We show three subplots for a sample size of n=1 (Panel A) and n=20 (Panel B). For each subplot, we simulated data for n admixed individuals with 20% ancestry from Europeans (1000 Genomes, CEU) and 80% ancestry from Africans (1000 Genomes, YRI) with the time of admixture (λ) shown on the X-axis and the estimated admixture time inferred using DATES on Y-axis. We ran DATES using varying qbin values shown in different colors.

Appendix 1—figure 2
Impact of the discretization parameter (qbin) on runtime.

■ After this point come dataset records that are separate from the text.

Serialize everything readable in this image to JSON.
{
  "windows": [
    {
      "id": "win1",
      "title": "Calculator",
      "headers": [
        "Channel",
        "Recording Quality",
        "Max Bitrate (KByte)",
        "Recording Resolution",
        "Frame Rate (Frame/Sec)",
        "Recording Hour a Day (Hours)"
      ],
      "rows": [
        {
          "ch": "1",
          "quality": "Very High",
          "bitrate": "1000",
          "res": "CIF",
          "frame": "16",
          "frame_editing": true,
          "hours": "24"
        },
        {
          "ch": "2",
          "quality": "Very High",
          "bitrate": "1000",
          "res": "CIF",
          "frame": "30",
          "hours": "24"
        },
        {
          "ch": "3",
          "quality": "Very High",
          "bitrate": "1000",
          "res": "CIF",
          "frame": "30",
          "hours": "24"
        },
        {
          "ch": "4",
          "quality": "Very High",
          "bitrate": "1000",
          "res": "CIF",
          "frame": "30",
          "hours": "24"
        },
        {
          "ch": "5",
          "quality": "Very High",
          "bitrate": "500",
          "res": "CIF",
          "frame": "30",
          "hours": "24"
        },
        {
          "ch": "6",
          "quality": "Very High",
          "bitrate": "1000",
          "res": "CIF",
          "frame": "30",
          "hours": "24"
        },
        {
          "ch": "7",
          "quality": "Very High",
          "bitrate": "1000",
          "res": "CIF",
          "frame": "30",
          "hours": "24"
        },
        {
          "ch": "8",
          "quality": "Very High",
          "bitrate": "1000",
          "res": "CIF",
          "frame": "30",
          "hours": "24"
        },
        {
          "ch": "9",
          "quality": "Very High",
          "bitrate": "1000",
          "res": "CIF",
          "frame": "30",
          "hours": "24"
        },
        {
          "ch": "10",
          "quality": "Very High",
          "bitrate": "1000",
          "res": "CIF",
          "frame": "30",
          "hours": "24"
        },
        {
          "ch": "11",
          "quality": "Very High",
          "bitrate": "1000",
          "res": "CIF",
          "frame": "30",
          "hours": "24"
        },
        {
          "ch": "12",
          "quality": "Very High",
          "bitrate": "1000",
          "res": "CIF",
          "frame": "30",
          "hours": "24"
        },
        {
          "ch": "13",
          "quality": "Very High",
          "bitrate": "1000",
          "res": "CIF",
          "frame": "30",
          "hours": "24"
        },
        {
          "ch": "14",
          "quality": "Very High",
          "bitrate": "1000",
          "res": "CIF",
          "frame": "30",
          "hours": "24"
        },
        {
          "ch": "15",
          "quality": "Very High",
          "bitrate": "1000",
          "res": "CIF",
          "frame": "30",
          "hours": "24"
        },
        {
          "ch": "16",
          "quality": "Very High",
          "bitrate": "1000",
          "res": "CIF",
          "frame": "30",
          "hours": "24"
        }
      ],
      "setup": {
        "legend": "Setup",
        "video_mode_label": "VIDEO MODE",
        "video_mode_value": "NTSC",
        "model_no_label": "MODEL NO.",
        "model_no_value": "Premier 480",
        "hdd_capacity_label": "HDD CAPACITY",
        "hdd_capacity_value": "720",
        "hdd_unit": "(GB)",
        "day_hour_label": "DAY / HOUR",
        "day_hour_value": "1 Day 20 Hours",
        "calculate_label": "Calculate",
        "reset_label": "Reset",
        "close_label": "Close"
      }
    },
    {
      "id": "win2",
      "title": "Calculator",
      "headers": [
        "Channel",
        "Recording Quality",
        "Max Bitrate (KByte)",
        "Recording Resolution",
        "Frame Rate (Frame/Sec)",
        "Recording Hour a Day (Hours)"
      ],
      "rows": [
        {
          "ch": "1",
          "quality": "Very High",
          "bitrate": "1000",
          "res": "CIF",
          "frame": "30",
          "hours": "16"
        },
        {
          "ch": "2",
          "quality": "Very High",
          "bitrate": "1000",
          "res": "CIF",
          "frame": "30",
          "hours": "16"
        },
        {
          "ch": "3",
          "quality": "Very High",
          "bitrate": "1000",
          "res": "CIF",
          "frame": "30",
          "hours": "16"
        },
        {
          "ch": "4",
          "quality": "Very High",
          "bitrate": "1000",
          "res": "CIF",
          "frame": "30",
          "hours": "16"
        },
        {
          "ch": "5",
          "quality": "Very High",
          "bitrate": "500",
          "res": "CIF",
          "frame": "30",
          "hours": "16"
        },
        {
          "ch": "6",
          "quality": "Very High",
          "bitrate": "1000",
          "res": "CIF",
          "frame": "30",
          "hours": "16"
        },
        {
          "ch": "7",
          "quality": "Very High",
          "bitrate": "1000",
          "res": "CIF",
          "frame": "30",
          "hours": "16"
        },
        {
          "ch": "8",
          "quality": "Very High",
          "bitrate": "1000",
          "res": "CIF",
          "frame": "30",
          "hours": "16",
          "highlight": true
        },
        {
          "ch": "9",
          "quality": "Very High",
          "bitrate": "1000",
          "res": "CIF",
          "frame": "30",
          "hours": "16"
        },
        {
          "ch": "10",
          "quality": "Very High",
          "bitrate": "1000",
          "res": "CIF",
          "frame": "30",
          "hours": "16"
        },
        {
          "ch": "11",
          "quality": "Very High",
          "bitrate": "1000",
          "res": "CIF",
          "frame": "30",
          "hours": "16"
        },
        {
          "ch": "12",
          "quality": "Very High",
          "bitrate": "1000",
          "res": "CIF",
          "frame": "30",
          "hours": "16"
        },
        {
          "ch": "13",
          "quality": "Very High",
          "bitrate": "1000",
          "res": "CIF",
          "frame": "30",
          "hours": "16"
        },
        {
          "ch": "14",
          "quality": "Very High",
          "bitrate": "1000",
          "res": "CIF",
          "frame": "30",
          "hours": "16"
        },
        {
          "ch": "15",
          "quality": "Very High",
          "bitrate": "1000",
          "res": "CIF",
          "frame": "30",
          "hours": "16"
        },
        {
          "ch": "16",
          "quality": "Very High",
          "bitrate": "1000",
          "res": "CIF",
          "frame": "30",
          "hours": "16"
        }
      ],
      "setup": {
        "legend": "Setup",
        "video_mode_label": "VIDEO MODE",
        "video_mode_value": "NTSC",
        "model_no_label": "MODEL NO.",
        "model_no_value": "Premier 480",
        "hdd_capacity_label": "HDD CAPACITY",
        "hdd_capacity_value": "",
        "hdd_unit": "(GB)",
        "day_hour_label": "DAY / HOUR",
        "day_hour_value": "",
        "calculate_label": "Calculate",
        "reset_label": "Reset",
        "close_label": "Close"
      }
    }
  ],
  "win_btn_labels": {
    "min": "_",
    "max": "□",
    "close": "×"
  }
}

We show three subplots for sample size of n=1 (top left), n=20 (top right), and n=100 (bottom). For each subplot, we simulated data for n admixed individuals with 20% ancestry from Europeans (1000 Genomes, CEU) and 80% ancestry from Africans (1000 Genomes, YRI) with the time of admixture (λ) of 100 generations ago. We show the impact of qbin (X-axis) on the runtime measured in seconds. For sample sizes, n>1, r2 between qbin and runtime is >0.99.

Appendix 1—figure 3
Histogram of the normalized root-mean-square deviation (NRMSD) values computed as the normalized residual between the empirical and fitted decay curves, for all the ancient DNA populations reported in Figure 2—figure supplement 1.

The red vertical line represents the value NRMSD = 0.7, which we used as the threshold to exclude populations from our analysis because visual inspection of fitted curves above this threshold suggests the results are too noisy to make a reliable inference (see Figure 2—figure supplement 1 for all fitted decay curves).

Appendix 1—figure 4
Ancestry covariance curves for the lowest (left) and highest (right) NRMSD values in our ancient DNA populations in our study.

For details of all curves and NRMSD estimation, see Figure 2—figure supplement 1.

Appendix 1—figure 5
Effect of missing genotypes on the performance of DATES (Distribution of Ancestry Tracts of Evolutionary Signals) and ALDER: We simulated data for 10 admixed individuals with varying proportions of missing data (shown in each panel).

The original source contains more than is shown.